Tenemos entonces un temor intrínseco al modo en que las personas nos humanizamos en vínculos amorosos por la dependencia total originaria respecto de -tradicionalmente- la mujer, y formas culturales que los incrementan generando un sufrimiento adicional innecesario, e incluso contraproducente, para el pasaje de la dependencia infantil a la independencia adulta.
«Eros y Psique en el telo del amor», un ojo de la cara
La picadura tiene que ser en el ojo. Esto supone una hazaña, enfrentar el mayor de los temores mirándolo a los ojos sin pestañar. En general, cuando algo nos da miedo, cerramos los ojos o desviamos la mirada. En este caso la cura sólo puede provenir de mirar el miedo a los ojos. En un lugar oscuro, estrecho, prácticamente inmóvil, rodeado de arañas. Pero ya no es objeto pasivo a merced de la amenaza, sino que ahora con sus propias manos puede tomar la araña y dirigirla hacia su ojo.
Enfrentar el miedo a la libertad, avanzar hacia la independencia, mirar a los ojos a Camila, tiene un costo: algo debe perderse.
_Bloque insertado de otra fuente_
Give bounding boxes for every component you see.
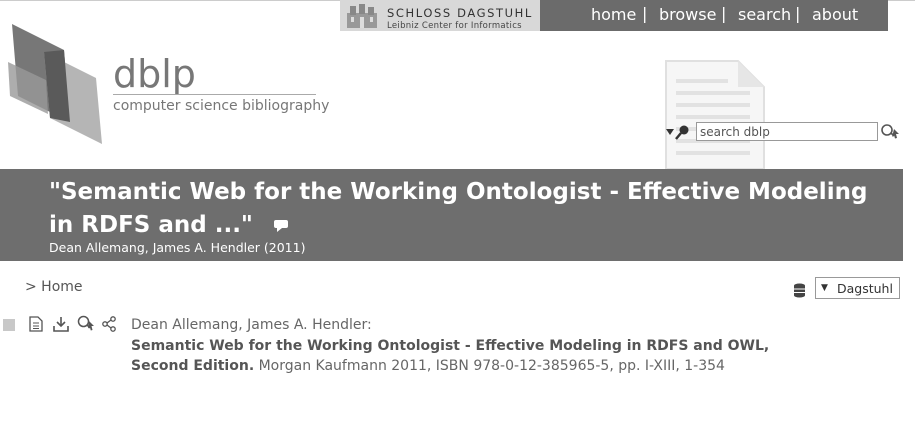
- logo-divider: [113, 94, 316, 95]
- entry-type-marker: [3, 319, 15, 331]
- entry-citation: Semantic Web for the Working Ontologist …: [131, 336, 791, 376]
- search-input[interactable]: [696, 122, 878, 141]
- mirror-selected: Dagstuhl: [837, 281, 893, 296]
- export-icon[interactable]: [53, 316, 69, 332]
- nav-separator: |: [642, 4, 648, 23]
- document-watermark-icon: [665, 60, 765, 170]
- nav-home[interactable]: home: [591, 5, 636, 24]
- dagstuhl-castle-icon: [347, 4, 377, 28]
- page-subtitle: Dean Allemang, James A. Hendler (2011): [49, 240, 306, 255]
- search-options-icon[interactable]: [665, 124, 693, 140]
- dblp-logo-icon[interactable]: [6, 22, 106, 147]
- nav-search[interactable]: search: [738, 5, 791, 24]
- entry-details: Morgan Kaufmann 2011, ISBN 978-0-12-3859…: [254, 358, 725, 374]
- share-icon[interactable]: [101, 316, 117, 332]
- dagstuhl-name: SCHLOSS DAGSTUHL: [387, 6, 533, 20]
- electronic-edition-icon[interactable]: [29, 316, 43, 332]
- dagstuhl-subtitle: Leibniz Center for Informatics: [387, 21, 522, 31]
- search-help-icon[interactable]: [880, 123, 900, 141]
- entry-authors[interactable]: Dean Allemang, James A. Hendler:: [131, 317, 372, 333]
- breadcrumb-home[interactable]: > Home: [25, 279, 83, 295]
- comment-icon[interactable]: [273, 219, 289, 233]
- search-icon[interactable]: [77, 315, 95, 332]
- page-title-text: "Semantic Web for the Working Ontologist…: [49, 179, 868, 238]
- nav-browse[interactable]: browse: [659, 5, 716, 24]
- nav-separator: |: [721, 4, 727, 23]
- logo-wordmark[interactable]: dblp: [113, 52, 196, 96]
- logo-tagline: computer science bibliography: [113, 98, 330, 114]
- page-title: "Semantic Web for the Working Ontologist…: [49, 176, 889, 242]
- nav-about[interactable]: about: [812, 5, 858, 24]
- mirror-selector[interactable]: ▼ Dagstuhl: [815, 277, 900, 299]
- database-icon: [794, 283, 805, 298]
- nav-separator: |: [795, 4, 801, 23]
- chevron-down-icon: ▼: [821, 283, 828, 293]
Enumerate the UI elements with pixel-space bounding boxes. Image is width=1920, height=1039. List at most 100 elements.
Podríamos decir que la cura de su pasaje a la adultez le “salió un ojo de la cara”. Hacia el final de la película lo vemos volver a la ciudad con una sonrisa. La palidez que antes lo acompañaba se circunscribe ahora sólo a un ojo. Imágenes que se superponen con su partida. El guía que ahora descansa y Camila, que aún lo mira, pero ya sin besar su herida. Está listo para amar.